Une toile ne peut rester blanche
J’avais vu l’exposition « Claude Morini, La passion de peindre » organisée par Frédéric Altmann au CIAC en 2002, qui faisait partie de son désir de rappeler à la mémoire un certain nombre d’artistes de talent qui ne s’étaient pas reconnus dans l’Ecole de Nice, discours dominant de l’époque. C’est d’ailleurs ce que, dans le catalogue, développe Pierre Provoyeur, conservateur en chef du Patrimoine, qui était conservateur du Musée Chagall en 1973 quand il a connu Morini. Voici un extrait de son texte, particulièrement éclairant sur la démarche du peintre :
De ces deux cheminements, l’un douloureux dans la guerre, l’autre spirituel dans le silence du cloître, il (Claude Morini) recueille le sentiment d’une urgence de peindre. C’est cette ultime aventure qui peuplera désormais sa vie oui, l’essentiel est invisible « mais le peintre a besoin de la matière, une toile ne peut rester blanche ».
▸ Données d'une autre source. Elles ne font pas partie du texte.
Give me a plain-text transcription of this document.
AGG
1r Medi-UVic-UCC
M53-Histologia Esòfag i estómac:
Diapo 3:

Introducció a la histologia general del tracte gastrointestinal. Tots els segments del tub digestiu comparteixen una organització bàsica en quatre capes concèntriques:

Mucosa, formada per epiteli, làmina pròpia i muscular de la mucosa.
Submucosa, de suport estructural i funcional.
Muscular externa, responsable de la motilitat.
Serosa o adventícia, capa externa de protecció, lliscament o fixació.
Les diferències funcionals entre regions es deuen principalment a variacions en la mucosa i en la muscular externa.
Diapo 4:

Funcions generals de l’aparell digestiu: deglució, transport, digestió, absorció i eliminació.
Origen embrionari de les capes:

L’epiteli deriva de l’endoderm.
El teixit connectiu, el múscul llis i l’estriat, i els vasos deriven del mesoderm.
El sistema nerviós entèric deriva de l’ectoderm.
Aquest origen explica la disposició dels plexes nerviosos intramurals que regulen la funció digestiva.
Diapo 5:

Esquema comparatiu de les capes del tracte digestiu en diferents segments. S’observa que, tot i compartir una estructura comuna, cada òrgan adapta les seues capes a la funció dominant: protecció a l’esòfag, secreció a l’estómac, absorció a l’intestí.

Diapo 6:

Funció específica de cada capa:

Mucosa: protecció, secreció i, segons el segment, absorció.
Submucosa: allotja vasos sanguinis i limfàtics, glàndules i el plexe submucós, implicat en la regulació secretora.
Se doutait il qu’en énonçant sa vérité, il risquait aussitôt de se voir opposer les tenants du vide en peinture, pour lesquels une toile qui reste blanche n’est pas mutisme mais expression ? Malevitch en 1919 avait conclu que le blanc constituait « la véritable représentation de l’infini » et montrait à la Xe Exposition d’Etat des tableaux « Blanc sur blanc ». L’invention par Yves Klein en 1947 du monochrome débouchait en 1957 sur les grandes surfaces désertiques mais non blanches de l’I.K.B. Enfin, les toiles de Robert Ryman de 1965¬-1970 jetaient les bases d’un art minimal où l’infini était moins en question que le non fini.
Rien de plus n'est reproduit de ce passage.